There are also the challenges with disruptions to global shipping channels, added freight costs and costs associated with increasing compliance and regulatory and market access requirements.
The pandemic has also brought into focus farming and grower practices and the primary industries’ response to climate change, he says.
“That desire for more sustainable practices will remain a long-term consumer focus, and it will be important New Zealand’s primary industries continue to illustrate their commitment towards this so they can hold their social licence to operate.”
Zespri takes the response to Covid-19 “incredibly seriously”, he says.
“We’ll continue to follow the Government’s requirements and enhanced hygiene practices under all alert levels to help protect the wider industry and the communities in which we operate, and to encourage our people to get vaccinated.”
It supported a clear outline for how and when New Zealand will begin reconnecting to the world and border restrictions will be eased.
As an industry it is considering a range of operational changes in 2022 including more flexible work conditions, investing in automation and looking at how current processes can be refined to help flatten the seasonal demand for people and higher wages.
ASB general manager rural Ben Speedy:
ASB general manager rural Ben Speedy says climate change is one of the most critical issues facing the economy and communities.
“When speaking to customers it’s clear the appetite is there; the drive to be on the right side of history is in Kiwis’ DNA,” Speedy says.
It can be seen in demand for the bank’s environmental loans, which are low-interest and targeted to help fund on-farm environmental improvements, he says.
Besides legislative changes affecting the rural sector, there is also a changing tide of customer expectations when it comes to both environmental and financial sustainability, he says.

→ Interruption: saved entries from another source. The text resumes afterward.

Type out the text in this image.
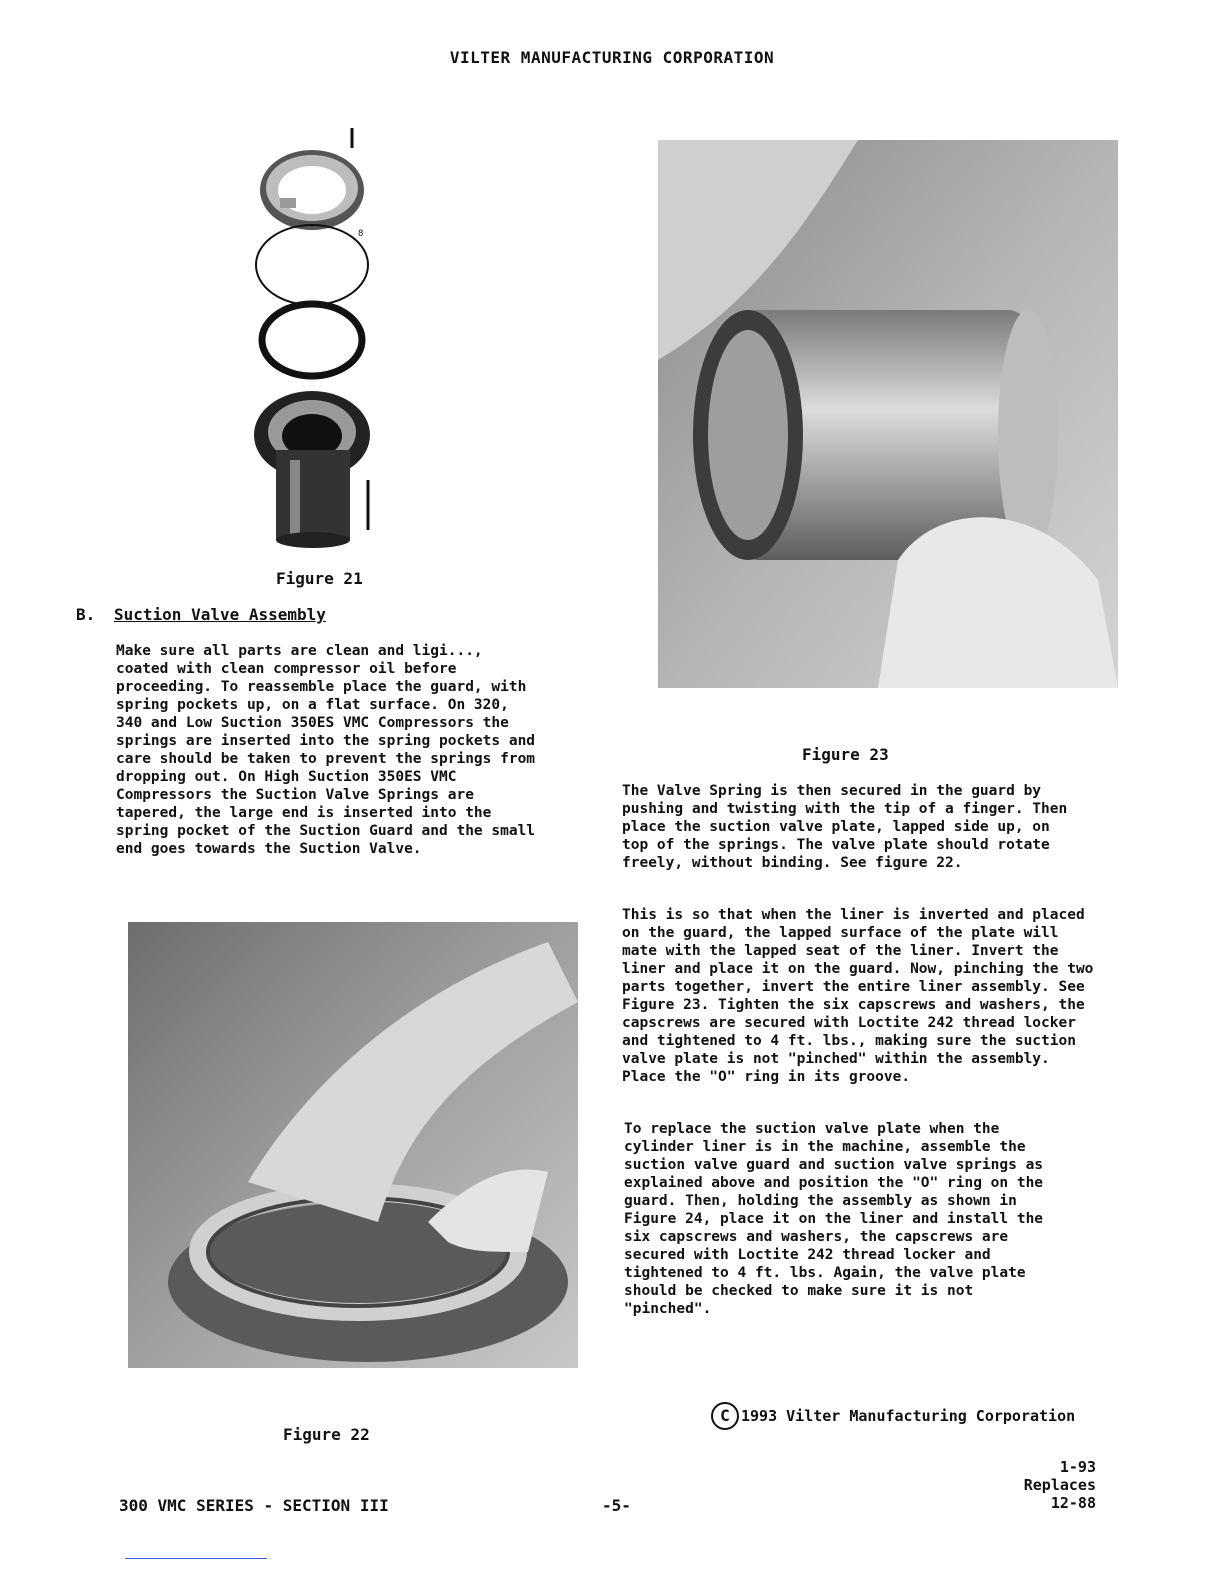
VILTER MANUFACTURING CORPORATION
8
Figure 21
B. Suction Valve Assembly
Make sure all parts are clean and ligi..., coated with clean compressor oil before proceeding. To reassemble place the guard, with spring pockets up, on a flat surface. On 320, 340 and Low Suction 350ES VMC Compressors the springs are inserted into the spring pockets and care should be taken to prevent the springs from dropping out. On High Suction 350ES VMC Compressors the Suction Valve Springs are tapered, the large end is inserted into the spring pocket of the Suction Guard and the small end goes towards the Suction Valve.
Figure 22
Figure 23
The Valve Spring is then secured in the guard by pushing and twisting with the tip of a finger. Then place the suction valve plate, lapped side up, on top of the springs. The valve plate should rotate freely, without binding. See figure 22.
This is so that when the liner is inverted and placed on the guard, the lapped surface of the plate will mate with the lapped seat of the liner. Invert the liner and place it on the guard. Now, pinching the two parts together, invert the entire liner assembly. See Figure 23. Tighten the six capscrews and washers, the capscrews are secured with Loctite 242 thread locker and tightened to 4 ft. lbs., making sure the suction valve plate is not "pinched" within the assembly. Place the "O" ring in its groove.
To replace the suction valve plate when the cylinder liner is in the machine, assemble the suction valve guard and suction valve springs as explained above and position the "O" ring on the guard. Then, holding the assembly as shown in Figure 24, place it on the liner and install the six capscrews and washers, the capscrews are secured with Loctite 242 thread locker and tightened to 4 ft. lbs. Again, the valve plate should be checked to make sure it is not "pinched".
C 1993 Vilter Manufacturing Corporation
1-93
Replaces
12-88
300 VMC SERIES - SECTION III	-5-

“Being green can offer challenges, but it’s also a key opportunity for our primary sector.”
Other challenges in the industry include labour shortages, succession planning and rising input costs.
“The labour crisis continues to be a significant issue, so anything that will help mitigate this would be welcome.”
While the pending availability of RSE workers will be helpful for the horticulture sector, pastoral farmers’ confidence to grow continues to be tempered by availability of labour and limited automation options, he says.
“As a result, many farmers are scaling operations back, and while this is potentially positive in the short term, it will have a negative impact on the economic prosperity of New Zealand in the longer term.”
Rising input costs were limiting available cashflow for reinvestment back into businesses which was required to meet increased standards to farm in New Zealand.
Supply chain constraints were also increasing input costs and disrupting the ability to get product to market.
The lack of international travel will have a negative impact on New Zealand’s ability to build its brand in international markets and command a premium for products, especially as the agriculture industry moves away from commodities and into higher value products, he says.
Some practical ways the Government can better support New Zealand’s agriculture sector include supporting the development of new industries which enable farmers to repurpose land use, for example, to plant-based proteins, he says.
Also, supporting investment in automation equipment would help, so farmers don’t carry the cost of expensive early-stage automation beyond the life of the asset.